In a split 3-2 verdict on Tuesday, in which Chief Justice of India J.S. Kehar found himself in a minority, the Supreme Court struck down the concept of “triple talaq” uttered in one sitting or in a single instance, which had regrettably become the default divorce procedure among Muslims in India — leaving Muslim women in general, specially among the poor, vulnerable to the tastes of whimsical men, who typically had the backing of clerics, drawing sustenance from the prism of patriarchy.
This method of divorce had been codified in 1937 by the British rulers as a part of Muslim Personal Law, deriving from a narrow reading of Shariat law. Its delegitimising is historic, and should be seen as a blow for gender justice, for which Muslim women in the country have waged a sustained struggle in the face of unremitting opposition by Muslim males more generally, and in particular the All India Muslim Personal Law Board, the self-appointed guardians of social and personal conduct among Muslims.

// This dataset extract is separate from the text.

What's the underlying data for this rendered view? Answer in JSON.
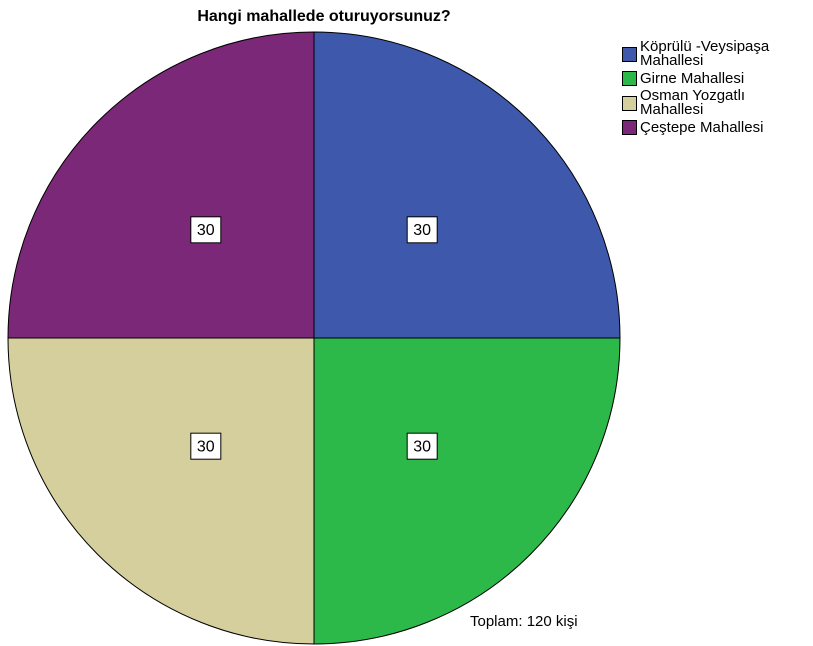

The board refused to countenance the fact that even in many regressive Islamic countries, including next-door Pakistan, whose social structures are comparable to India’s in the matter of Muslim personal law, the “triple talaq” method of divorce has been done away with. This procedure is in the nature of biddat, or innovation, to the original principle, which crept into the body of the Islamic legal system from the time of Hazrat Umar, after the demise of Prophet Muhammad 14 centuries ago.
“Triple talaq” in one sitting is alien to the Quran, which is the revealed word for Muslims, but is still part of Shariat law, which is an amalgamation of the Muslim holy book, the actions and sayings of the Prophet, and the natural evolution of the legal framework in Muslim societies. It is this which led the Supreme Court to say that instant “triple talaq” was not part of the essential feature of Islam. As such, doing away with it was not an encroachment into a matter of faith.
As far back as 1981, a high court ruling had called instant triple talaq “invalid” and “unconstitutional”, exactly the words used by the Supreme Court while striking it down. The difference this time around is that the top court has asked the government to pass a law in Parliament within six months to regulate divorce procedures in a manner that does not leave Muslim women unprotected and that takes care of the concerns of gender equality in line with India’s constitutional requirements.
This is likely to be a challenge before the political class, who may be wary of coming in the line of fire of the conservative elements of Muslim society, for it is votes that they will count at the end of the day.